The creature vaults over me, clutching its abdomen as it dodges around Jack, then dashes into the woods and fades into the night.

“Emma! Jack!” Cooper yells, then disappears from his window.

I slump to the ground and cough as I heave for air through my crushed throat. Every breath draws in the awful stench that covers my skin and clothes, but I’ve got bigger problems, starting with the disturbing images that haunt my mind’s eye. I tell myself those screwed-up pictures aren’t real, that my real memories represent blissful times. But even though I know that to be the truth, fear and anxiety linger in my chest anyway. Maybe if I keep reassuring myself, eventually, I’ll believe it. But my still-pounding headache isn’t making things any easier. Staring up at the moonlit sky, I attempt to will away the pain.

Jack races for me, diving next to my prone body. “Are you okay?” His searching eyes are filled with shock.

“Ugh.” I’m so far past okay, I can barely form words in my mind much less speak them.

He plugs his nose. “Dang. No offense, but you stink.”

I nod my head, which only makes it hurt worse. “I know.” My voice is rough and raspy as I lift a hand to put pressure on the ache. “How did you know to save me?”

He shrugs. “Twin sense, I guess. I felt you were in trouble, so I went to find you. When you weren’t in your room, I figured you must have come out here. Which was beyond moronic by the way, even when a demonic monster isn’t trying to kill you.”

Cooper flies around the corner from the back of the Big House. Crouching opposite Jack, he grabs my hand and gazes down at me with his white-gray eyes. “What happened? And what was that…thing?”

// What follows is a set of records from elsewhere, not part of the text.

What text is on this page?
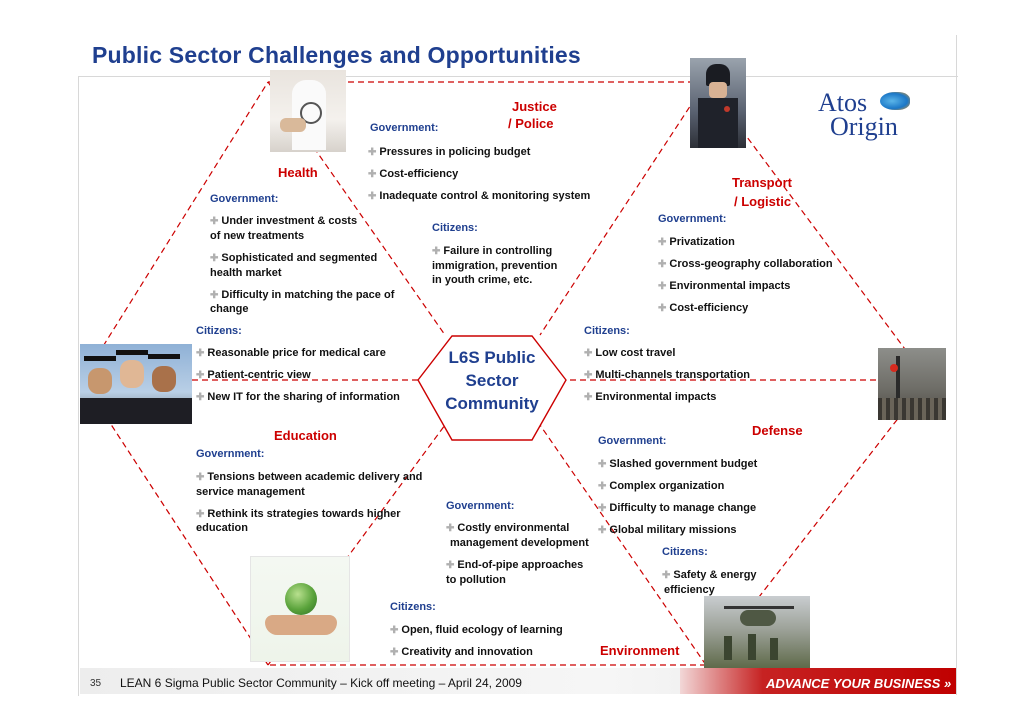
Public Sector Challenges and Opportunities
L6S Public
Sector
Community
Atos
Origin
Justice
/ Police
Government:
✚ Pressures in policing budget
✚ Cost-efficiency
✚ Inadequate control & monitoring system
Citizens:
✚ Failure in controlling
immigration, prevention
in youth crime, etc.
Health
Government:
✚ Under investment & costs
of new treatments
✚ Sophisticated and segmented
health market
✚ Difficulty in matching the pace of
change
Citizens:
✚ Reasonable price for medical care
✚ Patient-centric view
✚ New IT for the sharing of information
Transport
/ Logistic
Government:
✚ Privatization
✚ Cross-geography collaboration
✚ Environmental impacts
✚ Cost-efficiency
Citizens:
✚ Low cost travel
✚ Multi-channels transportation
✚ Environmental impacts
Education
Government:
✚ Tensions between academic delivery and
service management
✚ Rethink its strategies towards higher
education
Defense
Government:
✚ Slashed government budget
✚ Complex organization
✚ Difficulty to manage change
✚ Global military missions
Citizens:
✚ Safety & energy
efficiency
Environment
Government:
✚ Costly environmental
management development
✚ End-of-pipe approaches
to pollution
Citizens:
✚ Open, fluid ecology of learning
✚ Creativity and innovation
35 LEAN 6 Sigma Public Sector Community – Kick off meeting – April 24, 2009	ADVANCE YOUR BUSINESS »
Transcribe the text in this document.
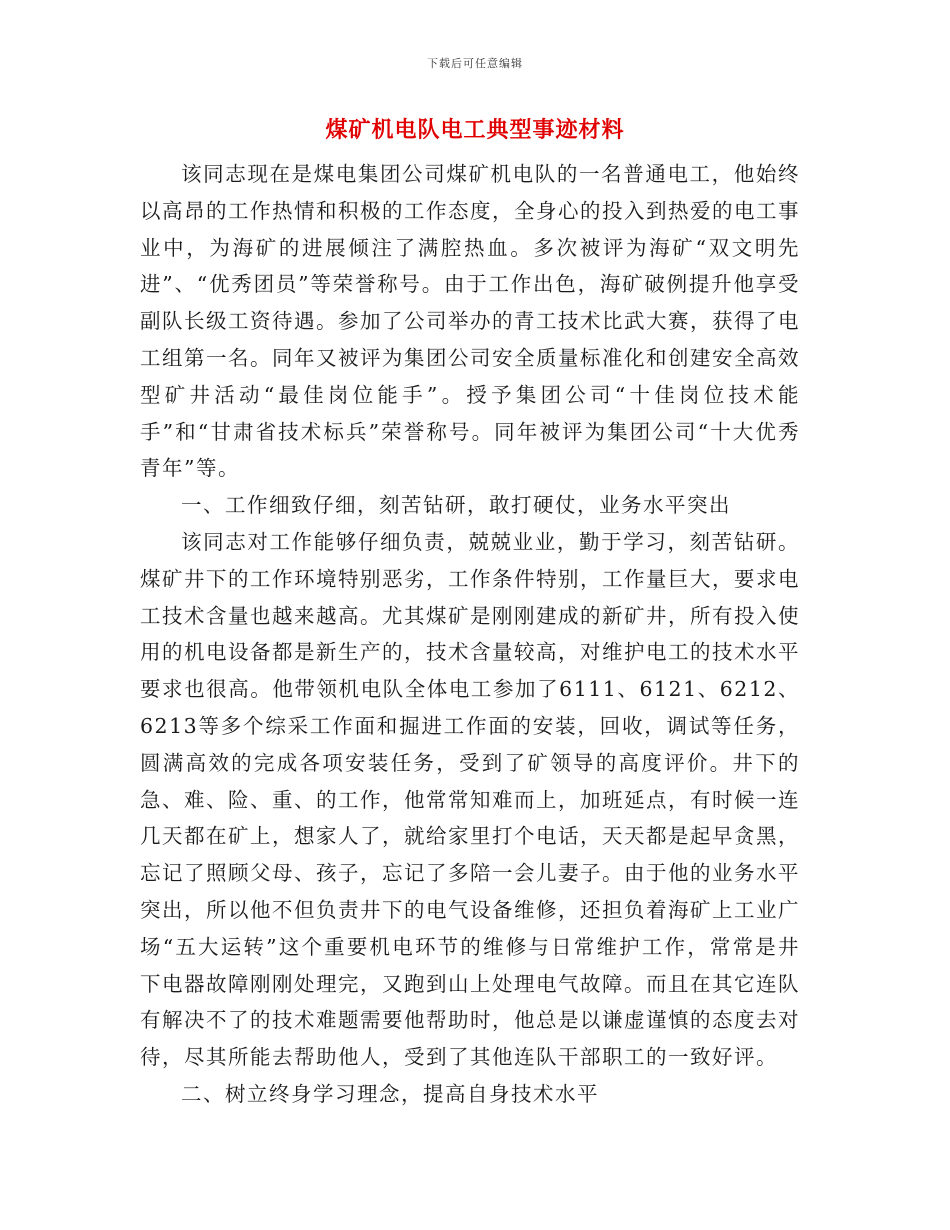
下载后可任意编辑
煤矿机电队电工典型事迹材料

该同志现在是煤电集团公司煤矿机电队的一名普通电工，他始终以高昂的工作热情和积极的工作态度，全身心的投入到热爱的电工事业中，为海矿的进展倾注了满腔热血。多次被评为海矿“双文明先进”、“优秀团员”等荣誉称号。由于工作出色，海矿破例提升他享受副队长级工资待遇。参加了公司举办的青工技术比武大赛，获得了电工组第一名。同年又被评为集团公司安全质量标准化和创建安全高效型矿井活动“最佳岗位能手”。授予集团公司“十佳岗位技术能手”和“甘肃省技术标兵”荣誉称号。同年被评为集团公司“十大优秀青年”等。

一、工作细致仔细，刻苦钻研，敢打硬仗，业务水平突出

该同志对工作能够仔细负责，兢兢业业，勤于学习，刻苦钻研。煤矿井下的工作环境特别恶劣，工作条件特别，工作量巨大，要求电工技术含量也越来越高。尤其煤矿是刚刚建成的新矿井，所有投入使用的机电设备都是新生产的，技术含量较高，对维护电工的技术水平要求也很高。他带领机电队全体电工参加了6111、6121、6212、6213等多个综采工作面和掘进工作面的安装，回收，调试等任务，圆满高效的完成各项安装任务，受到了矿领导的高度评价。井下的急、难、险、重、的工作，他常常知难而上，加班延点，有时候一连几天都在矿上，想家人了，就给家里打个电话，天天都是起早贪黑，忘记了照顾父母、孩子，忘记了多陪一会儿妻子。由于他的业务水平突出，所以他不但负责井下的电气设备维修，还担负着海矿上工业广场“五大运转”这个重要机电环节的维修与日常维护工作，常常是井下电器故障刚刚处理完，又跑到山上处理电气故障。而且在其它连队有解决不了的技术难题需要他帮助时，他总是以谦虚谨慎的态度去对待，尽其所能去帮助他人，受到了其他连队干部职工的一致好评。

二、树立终身学习理念，提高自身技术水平
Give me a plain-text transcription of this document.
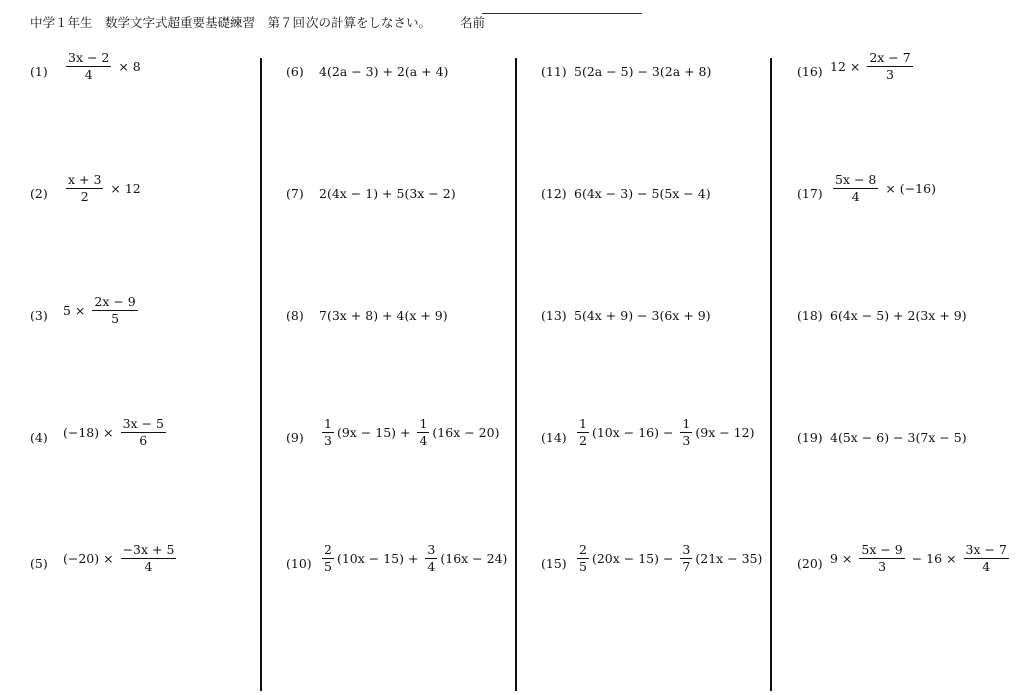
中学１年生　数学文字式超重要基礎練習　第７回 次の計算をしなさい。 名前
$(1) \frac{3x - 2}{4} \times 8$
$(2) \frac{x + 3}{2} \times 12$
(3) $5 \times \frac{2x - 9}{5}$
(4) $(-18) \times \frac{3x - 5}{6}$
(5) $(-20) \times \frac{-3x + 5}{4}$
(6) 4(2a − 3) + 2(a + 4)
(7) 2(4x − 1) + 5(3x − 2)
(8) 7(3x + 8) + 4(x + 9)
$(9) \frac{1}{3} (9x - 15) + \frac{1}{4} (16x - 20)$
$(10) \frac{2}{5} (10x - 15) + \frac{3}{4} (16x - 24)$
(11) 5(2a − 5) − 3(2a + 8)
(12) 6(4x − 3) − 5(5x − 4)
(13) 5(4x + 9) − 3(6x + 9)
$(14) \frac{1}{2} (10x - 16) - \frac{1}{3} (9x - 12)$
$(15) \frac{2}{5} (20x - 15) - \frac{3}{7} (21x - 35)$
(16) $12 \times \frac{2x - 7}{3}$
$(17) \frac{5x - 8}{4} \times (-16)$
(18) 6(4x − 5) + 2(3x + 9)
(19) 4(5x − 6) − 3(7x − 5)
(20) $9 \times \frac{5x - 9}{3} - 16 \times \frac{3x - 7}{4}$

I clear my throat. “I’m pretty sure it was a boo hag.” I had my suspicions when the creature talked about how tasty people are, but they were confirmed when it claimed Cooper’s body. And perhaps most frightening of all, the boo hag is somehow connected to the Beaumont Curse. All that creature’s talk about destiny and being marked can only mean one thing: even though we broke the jinx and secured Cooper’s soul, Cooper’s still in danger.

Cooper gulps. “What does it want?”

Jack turns to him, his brow hitched. “Evidentially, you. Or at least your skin.”

My legs move past stinging into full-on burn territory. I suck in a gasp.

“What’s wrong?” Cooper asks.

“My legs. They hurt.”

Jack gawks. “They’re bright red. We’ve got to get you inside and wash this off, now.”

I try to sit up, but my head reels, and I sink back down. “I can’t.”

“No problem.” Cooper stands and then scoops me in his arms in one fluid motion.

A shock jolts my skin where his flesh touches mine, just like it did at the cemetery. Which only confirms my reasons for coming here tonight. Something’s definitely up, but between the headache and new twinging sensation, it’s impossible to think.